The Indian Constitution provides for an independent and impartial judiciary and the courts are given power to protect the constitution and safeguard the rights of people irrespective of their financial status. Since the aim of the constitution is to provide justice to all and the directive principles are in its integral part of the constitution, the constitution dictates that judiciary has duty to protect rights of the poor as also society as a whole. The judiciary through its significant judicial interventions has compelled as well as guided the legislature to come up with the suitable legislations to bring justice to the doorsteps of the weakest sections of the society. Apart from Public Interest Litigation and judicial activism, there are reforms in the judicial process, where it aims to make justice cheap and easy by introducing Lok Adalat system as a one of the methods to provide free legal aid and speedy justice at the door steps of the poor.
Legal Aid implies giving free legal services to the poor and needy who cannot afford the services of a lawyer for the conduct of a case or a legal proceeding in any court, tribunal or before an authority. Though there was a statutory procedure providing free legal aid by appointing the advocate for defending criminal case and by exempting court fees in civil cases, it was not really making any significant impact on the ability of the underprivileged people to get the judicial redressal for their grievances. Hence under tremendous constitutional persuasion from the Supreme Court the Legal Services Authorities Act, 1987 was passed by the parliament of India. The Act prescribes the criteria for giving legal services to the eligible persons. It makes a person eligible for assistance under the act if he is –
(a) A member of a Scheduled Caste or Scheduled Tribe;
(b) A victim of trafficking in human beings or beggar as referred to in Article 23 of the
(c) A woman or a child;
(d) A mentally ill or otherwise disabled person;
(e) A person under circumstances of undeserved want such as being a victim of a mass disaster, ethnic violence, caste atrocity, flood, drought, earthquake or industrial disaster; or
(f) An industrial workman; or
(g) In custody, including custody in a protective home or in a juvenile home
(h) Of in a psychiatric hospital or psychiatric nursing home within the meaning of clause (g) of Section 2 of the Mental Health Act, 1987;
(i) A person whose annual income less than rupees fifty thousand or such other higher amount as may be prescribed by the State Government.
This limit on income can be increased by the state governments. Limitation as to the income does not apply in the case of persons belonging to the scheduled castes, scheduled tribes, women, children, handicapped, etc. Thus by this the Indian Parliament took a step forward in making the legal aid possible in the country. Legal Services Authorities after examining the eligibility criteria of an applicant and the existence of a prima facie case in his favor provide him counsel at State expense, pay the required Court Fee in the matter and bear all incidental expenses in connection with the case. The person to whom legal aid is provided is not called upon to spend anything on the litigation once it is supported by a Legal Services Authority.
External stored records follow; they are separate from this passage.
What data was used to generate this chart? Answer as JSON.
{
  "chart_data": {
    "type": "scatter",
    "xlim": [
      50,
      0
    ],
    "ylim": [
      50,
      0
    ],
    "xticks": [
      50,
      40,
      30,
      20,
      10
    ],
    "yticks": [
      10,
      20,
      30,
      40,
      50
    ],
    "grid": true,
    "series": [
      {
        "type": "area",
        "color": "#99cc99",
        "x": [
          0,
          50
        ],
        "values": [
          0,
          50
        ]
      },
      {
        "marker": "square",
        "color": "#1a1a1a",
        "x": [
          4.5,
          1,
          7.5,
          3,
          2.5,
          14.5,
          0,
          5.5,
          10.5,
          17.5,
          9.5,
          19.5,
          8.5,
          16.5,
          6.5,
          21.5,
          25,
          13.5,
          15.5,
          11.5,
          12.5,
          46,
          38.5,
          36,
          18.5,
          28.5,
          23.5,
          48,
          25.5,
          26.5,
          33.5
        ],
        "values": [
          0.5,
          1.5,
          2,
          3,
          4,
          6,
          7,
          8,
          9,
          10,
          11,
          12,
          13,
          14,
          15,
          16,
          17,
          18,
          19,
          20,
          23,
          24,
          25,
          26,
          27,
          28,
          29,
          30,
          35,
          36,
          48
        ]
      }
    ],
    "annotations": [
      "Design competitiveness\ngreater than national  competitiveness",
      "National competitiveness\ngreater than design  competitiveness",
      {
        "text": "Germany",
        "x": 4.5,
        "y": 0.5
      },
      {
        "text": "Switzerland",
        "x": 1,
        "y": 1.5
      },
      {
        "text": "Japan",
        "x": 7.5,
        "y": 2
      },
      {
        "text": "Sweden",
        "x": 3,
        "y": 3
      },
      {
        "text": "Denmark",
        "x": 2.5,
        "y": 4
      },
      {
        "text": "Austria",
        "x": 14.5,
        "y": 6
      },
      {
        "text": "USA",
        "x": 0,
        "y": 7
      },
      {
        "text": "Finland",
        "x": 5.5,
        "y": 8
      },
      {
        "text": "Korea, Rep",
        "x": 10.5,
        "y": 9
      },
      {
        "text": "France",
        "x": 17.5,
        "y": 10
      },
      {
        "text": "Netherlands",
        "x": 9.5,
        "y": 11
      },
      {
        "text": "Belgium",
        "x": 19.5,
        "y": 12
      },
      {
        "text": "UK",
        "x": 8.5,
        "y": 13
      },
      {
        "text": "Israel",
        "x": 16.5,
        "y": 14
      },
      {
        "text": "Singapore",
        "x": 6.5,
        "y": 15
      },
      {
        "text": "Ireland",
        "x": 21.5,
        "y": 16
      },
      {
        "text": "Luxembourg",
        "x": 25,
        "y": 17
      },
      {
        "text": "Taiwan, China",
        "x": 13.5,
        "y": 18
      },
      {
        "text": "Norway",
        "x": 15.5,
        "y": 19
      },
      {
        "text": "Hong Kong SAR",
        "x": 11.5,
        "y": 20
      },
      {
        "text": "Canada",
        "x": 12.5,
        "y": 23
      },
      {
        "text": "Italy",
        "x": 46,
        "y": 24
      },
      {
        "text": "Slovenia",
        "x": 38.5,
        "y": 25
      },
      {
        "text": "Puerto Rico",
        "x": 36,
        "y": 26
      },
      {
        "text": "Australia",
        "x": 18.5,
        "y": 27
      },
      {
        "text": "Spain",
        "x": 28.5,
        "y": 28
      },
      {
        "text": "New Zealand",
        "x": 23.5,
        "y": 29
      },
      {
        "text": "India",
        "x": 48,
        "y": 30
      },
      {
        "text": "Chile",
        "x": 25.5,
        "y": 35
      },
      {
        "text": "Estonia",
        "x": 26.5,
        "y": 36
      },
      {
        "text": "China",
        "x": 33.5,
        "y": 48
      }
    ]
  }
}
A nationwide network has been envisaged under the Act for providing legal aid and assistance. National Legal Services Authority is the apex body constituted to lay down policies and principles for making legal services available under the provisions of the Act and to frame most effective and economical schemes for legal services. In every State a State Legal Services Authority is constituted to give effect to the policies and directions of the Central Authority (NALSA) and to give legal services to the people and conduct Lok Adalats in the State. State Legal Services Authority is headed by the Chief Justice of the State High Court who is its Patron-in-Chief. A serving or retired Judge of the High Court is nominated as its Executive Chairman. District Legal Services Authority is constituted in every District to implement Legal Aid Programmes and Schemes in the District. The District Judge of the District is its ex-officio Chairman. Taluk Legal Services Committees are also constituted for each of the Taluk or Mandal or for group of Taluk or Mandals to coordinate the activities of legal services in the Taluk and to organize Lok Adalats. Every Taluk Legal Services Committee is headed by a senior Civil Judge operating within the jurisdiction of the Committee who is its ex-officio Chairman.
In order to provide free and competent legal service, the NALSA has framed the National Legal Service Authority (Free and competent Legal service) Regulations, 2010. The salient feature of Regulation is engaging senior competent lawyers on payment of regular fees in special cases like where the life and liberty of a person are in jeopardy. Supreme Court of India has also set up Supreme Court Legal Services Committee (SCLSC) to ensure free legal aid to poor and underprivileged under the Legal Services Authorities Act. The SCLSC has full time Legal Consultant who provides legal advice to poor litigants either on personal visit or through the post. Legal aid is not a charity or bounty, but is an obligation of the state and right of the citizens. The prime object of the state should be―equal justice for all‖. Thus, legal aid strives to ensure that the constitutional pledge is fulfilled in its letter and spirit and equal justice is made available to the downtrodden and weaker sections of the society. The major obstacle to the legal aid movement in India is the lack of legal awareness. People are still not aware of their basic rights due to which the legal aid movement has not achieved its goal yet. It is the absence of legal awareness which leads to exploitation and deprivation of rights and benefits of the poor.